(This is the Broad award won by the HISD a couple of years ago. They are up for the award again this year)
Well I am in the last day of the 3rd week of 'all together' training for the EPP, better known as survivor. You'll be glad to know that I have not been kicked, nor taken myself off, the island ;-)
Seriously this Executive Potential Program is tough stuff but really really worth it I think. This was the week of visiting different business entities in the city of Houston. So we were put on new teams which met for the first time Sunday night (11 of us).
On Monday we had some training in the morning and then in the afternoon, we met together as a team to select a leader, decide who was going to do what on the visit, what questions we were going to ask to make sure that we got the material we needed to meet our deliverables- a 45 minute powerpoint presentation, a 5-7 page paper, and a thank you letter to the entity that we visited.
You would think that would be a somewhat easy task, but when you have 11 Type A personalities, all either very strong leaders or with leadership potential, the challenge becomes letting one person lead...i.e. too many cooks in the kitchen spoil the soup.
We we finally divided up the responsibilities and who would do what for our deliverables and got ready for our visit to the Houston Independent School District(HISD) on Tuesday morning.
What a really wonderful visit we all had - that we agreed on! If I had young children I would seriously consider moving to Houston to put them in one of their schools. There goal is to be the "choice in education" for all residents of Houston and they are taking very bold and innovative steps to reach this goal.
Anyway I have lots more details for anyone interested in hearing about the visit.
But now the hard part began. Two people 'volunteered' to take all of our notes and compile them into the beginning of a paper. Then 3 folks 'volunteered' to take that document and edit it to turn it into our final paper. There was one thing that we ALL agreed on.... we did not want to leave Houston with any of the deliverables from this project hanging over any of our heads! The rest of us were involved in putting together the powerpoint presentation and then delivering it to our fellow EPPers. To say the least Wednesday was a very stressful day, as everyone had lots of opinions about how to do every little piece of each deliverable, including the thank you letter that I wrote, which although folks said "just write it" then went through 4 revisions before it was sent (including a minor discussion about commas- it seems there is a fairly evenly divided camp about where and when they are needed.... imagine that :-) ) But it is good to have lots of eyes always on a document.
We made it through Wednesday (barely) and then faced a new day of decisions on Thursday. There are some really great presenters on my team and we all had some really good, but different ideas about how we should sit as a team and how the room should be arranged for the presentation. Doesn't this all seem so petty!!!!- believe me it is easy to focus on this minutia during the process and really hard to keep your focus on the real objectives.
Well that was the deliverable that meant the most to me.... the unstated and intangible one and really the only one that will mean anything to any of us 5-10 years from now - How to build and maintain a team to accomplish a specific task. The task is really secondary to the building the cohesiveness of the team.

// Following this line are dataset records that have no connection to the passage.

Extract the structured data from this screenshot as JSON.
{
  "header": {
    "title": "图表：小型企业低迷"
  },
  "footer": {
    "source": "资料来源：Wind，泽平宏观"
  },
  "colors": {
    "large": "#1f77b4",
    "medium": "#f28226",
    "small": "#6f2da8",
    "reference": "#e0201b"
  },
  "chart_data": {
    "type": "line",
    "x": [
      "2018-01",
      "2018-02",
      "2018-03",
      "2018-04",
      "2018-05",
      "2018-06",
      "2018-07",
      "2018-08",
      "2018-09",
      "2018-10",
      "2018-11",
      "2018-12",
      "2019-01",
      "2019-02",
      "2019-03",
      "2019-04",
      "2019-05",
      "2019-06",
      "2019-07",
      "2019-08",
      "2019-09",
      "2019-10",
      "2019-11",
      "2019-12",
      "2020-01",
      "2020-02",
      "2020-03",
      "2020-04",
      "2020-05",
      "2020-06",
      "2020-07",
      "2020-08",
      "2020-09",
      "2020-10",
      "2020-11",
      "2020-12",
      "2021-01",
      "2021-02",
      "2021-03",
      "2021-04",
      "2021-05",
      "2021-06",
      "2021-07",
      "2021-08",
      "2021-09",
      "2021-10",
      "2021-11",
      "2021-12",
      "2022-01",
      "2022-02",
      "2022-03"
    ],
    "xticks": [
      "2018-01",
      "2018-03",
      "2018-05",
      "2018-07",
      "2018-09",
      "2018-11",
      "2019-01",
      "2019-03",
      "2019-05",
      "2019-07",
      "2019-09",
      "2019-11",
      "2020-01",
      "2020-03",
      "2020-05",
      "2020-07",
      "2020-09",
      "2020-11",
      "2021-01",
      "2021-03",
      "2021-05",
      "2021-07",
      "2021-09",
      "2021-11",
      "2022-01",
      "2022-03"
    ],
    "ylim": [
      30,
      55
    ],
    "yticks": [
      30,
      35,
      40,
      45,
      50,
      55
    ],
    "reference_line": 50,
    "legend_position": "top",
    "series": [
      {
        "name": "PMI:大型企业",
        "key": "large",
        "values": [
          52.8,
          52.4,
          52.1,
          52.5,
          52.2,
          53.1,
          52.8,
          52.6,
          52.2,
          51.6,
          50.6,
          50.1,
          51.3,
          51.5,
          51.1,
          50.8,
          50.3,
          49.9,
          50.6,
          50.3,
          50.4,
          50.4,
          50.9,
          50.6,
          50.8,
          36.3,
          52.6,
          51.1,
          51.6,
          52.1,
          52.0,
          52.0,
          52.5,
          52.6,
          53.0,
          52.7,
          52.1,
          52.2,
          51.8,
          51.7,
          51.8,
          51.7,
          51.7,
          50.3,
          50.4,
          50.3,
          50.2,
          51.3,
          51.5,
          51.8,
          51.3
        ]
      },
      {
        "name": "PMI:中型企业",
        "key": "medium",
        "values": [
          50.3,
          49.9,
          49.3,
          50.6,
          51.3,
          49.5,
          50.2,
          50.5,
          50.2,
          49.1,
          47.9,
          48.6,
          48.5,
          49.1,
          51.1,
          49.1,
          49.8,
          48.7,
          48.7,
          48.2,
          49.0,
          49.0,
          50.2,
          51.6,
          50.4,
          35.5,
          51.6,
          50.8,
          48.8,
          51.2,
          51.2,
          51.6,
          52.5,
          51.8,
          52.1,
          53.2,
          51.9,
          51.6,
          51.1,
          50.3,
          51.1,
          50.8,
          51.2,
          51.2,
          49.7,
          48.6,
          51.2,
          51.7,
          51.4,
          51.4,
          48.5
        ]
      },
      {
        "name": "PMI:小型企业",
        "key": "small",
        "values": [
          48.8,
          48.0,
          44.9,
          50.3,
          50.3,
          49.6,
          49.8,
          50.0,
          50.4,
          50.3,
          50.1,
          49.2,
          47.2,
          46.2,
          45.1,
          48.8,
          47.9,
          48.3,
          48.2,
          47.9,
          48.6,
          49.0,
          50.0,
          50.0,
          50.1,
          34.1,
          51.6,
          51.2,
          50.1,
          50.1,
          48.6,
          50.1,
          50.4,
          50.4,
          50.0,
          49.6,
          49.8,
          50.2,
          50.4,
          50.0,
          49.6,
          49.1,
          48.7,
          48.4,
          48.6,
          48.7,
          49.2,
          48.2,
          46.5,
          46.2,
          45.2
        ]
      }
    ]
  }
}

Every little contribution is important from body language and sighing, to carefully chosen words to build instead of tearing down, and choosing which battles to fight and how important they are. Although all decisions are not important, when one person starts making all of them without buy in from others, then the decision becomes to depose the dictator... and I am afraid that is an important decision.
Anyway all in all we did very well, I learned lots of team building skills and the visit to HISD was definitely a highlight of the "Good to Great" business model experience.